The numbers coming out of Havana are worse than we feared. Tourism arrivals to Cuba have plummeted by nearly 40% year-on-year, according to the latest data from the Caribbean Tourism Organisation. The island that once lured British holidaymakers with vintage cars and mojitos is now a ghost of its former self. And the culprit? A familiar one: Washington’s relentless economic pressure, now metastasising into a full-blown tourism blockade.
The US administration has tightened travel restrictions, expanded sanctions, and made it clear that doing business with Cuba carries reputational and financial risk. The result is a capital flight from Cuban tourism that would make any City trader wince. British tour operators, who once saw Cuba as a jewel in their Caribbean portfolio, are rapidly pivoting. Thomas Cook’s successor, Hays Travel, has slashed its Cuban inventory by half. Jet2 has redirected flights to the Dominican Republic. Even the luxury operator Kuoni has quietly dropped its Cuba packages.
This is not just a story about holidays. It is a story about market efficiency in the face of geopolitical risk. The British travel industry, which prides itself on nimble supply chains, is behaving exactly as one would expect: chasing yield and fleeing instability. Cuba’s loss is Mexico’s gain. Bookings to Cancun are up 22% this quarter. The Dominican Republic is seeing a 15% surge. Even Jamaica, which had been losing ground, is picking up scraps from Cuba’s table.
But let’s talk about the cost to the Cuban economy. Tourism was its lifeline. It provided hard currency that propped up an otherwise sclerotic state apparatus. With hotels at 30% occupancy, the government is burning through reserves. The parallel market for Cuban pesos is now trading at 200 to the dollar, a 50% premium over the official rate. That is the kind of dislocation that signals a currency crisis in the making.
And what of the British holidaymaker? They are not sentimentalists. They follow the pound. With the cost of living at home still biting, value for money is paramount. Cuba, once a bargain, is now an uncertainty. The UK Foreign Office warnings about arbitrary detention and shortages do not help. So the rational consumer shifts to clearer waters.
The irony is that this is happening just as the Cuban government relaxed visa requirements for Britons. They threw open the doors only to find no one knocking. The state-owned hotel chain, Gran Caribe, is now offering discounts of up to 40% to lure back tourists. It is a sign of desperation.

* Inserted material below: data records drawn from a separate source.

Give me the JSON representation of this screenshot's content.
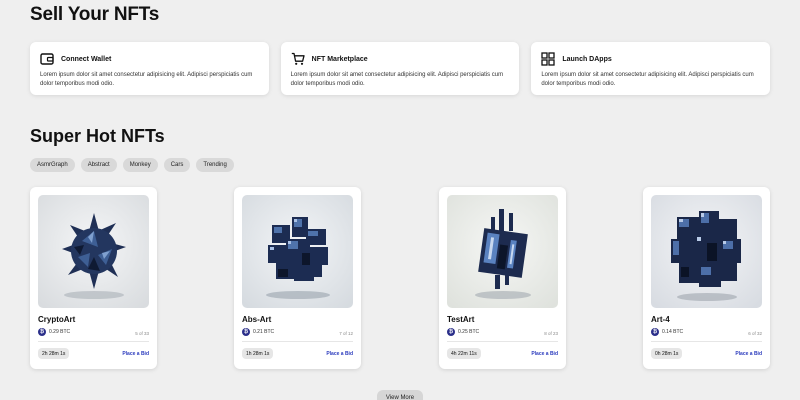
{
  "sell_section": {
    "title": "Sell Your NFTs",
    "features": [
      {
        "icon": "wallet-icon",
        "title": "Connect Wallet",
        "desc": "Lorem ipsum dolor sit amet consectetur adipisicing elit. Adipisci perspiciatis cum dolor temporibus modi odio."
      },
      {
        "icon": "cart-icon",
        "title": "NFT Marketplace",
        "desc": "Lorem ipsum dolor sit amet consectetur adipisicing elit. Adipisci perspiciatis cum dolor temporibus modi odio."
      },
      {
        "icon": "grid-apps-icon",
        "title": "Launch DApps",
        "desc": "Lorem ipsum dolor sit amet consectetur adipisicing elit. Adipisci perspiciatis cum dolor temporibus modi odio."
      }
    ]
  },
  "hot_section": {
    "title": "Super Hot NFTs",
    "tags": [
      "AsmrGraph",
      "Abstract",
      "Monkey",
      "Cars",
      "Trending"
    ],
    "cards": [
      {
        "name": "CryptoArt",
        "price": "0.29 BTC",
        "edition": "5 of 33",
        "timer": "2h 28m 1s",
        "bid_label": "Place a Bid"
      },
      {
        "name": "Abs-Art",
        "price": "0.21 BTC",
        "edition": "7 of 12",
        "timer": "1h 28m 1s",
        "bid_label": "Place a Bid"
      },
      {
        "name": "TestArt",
        "price": "0.25 BTC",
        "edition": "8 of 23",
        "timer": "4h 22m 11s",
        "bid_label": "Place a Bid"
      },
      {
        "name": "Art-4",
        "price": "0.14 BTC",
        "edition": "6 of 32",
        "timer": "0h 28m 1s",
        "bid_label": "Place a Bid"
      }
    ],
    "view_more_label": "View More"
  },
  "colors": {
    "background": "#efefef",
    "accent": "#2b3bbd",
    "btc_badge": "#2b2f8a",
    "tag_bg": "#d9d9d9"
  }
}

From a fiscal perspective, this is a disaster for the Cuban state. It will have to cut imports, further squeezing the domestic economy. The black market will flourish. And the US? They will likely tighten the screw further. The Biden administration has shown no appetite for rolling back Trump-era policies on Cuba. This is a structural shift, not a cyclical blip.
For British investors, the message is clear: do not confuse a low price with a value proposition. Cuba may look cheap, but the political risk premium is sky-high. The market is efficient in its punishment. The bottom line: Cuba has been hollowed out by policy. And British holiday firms, ever the pragmatists, have already moved on.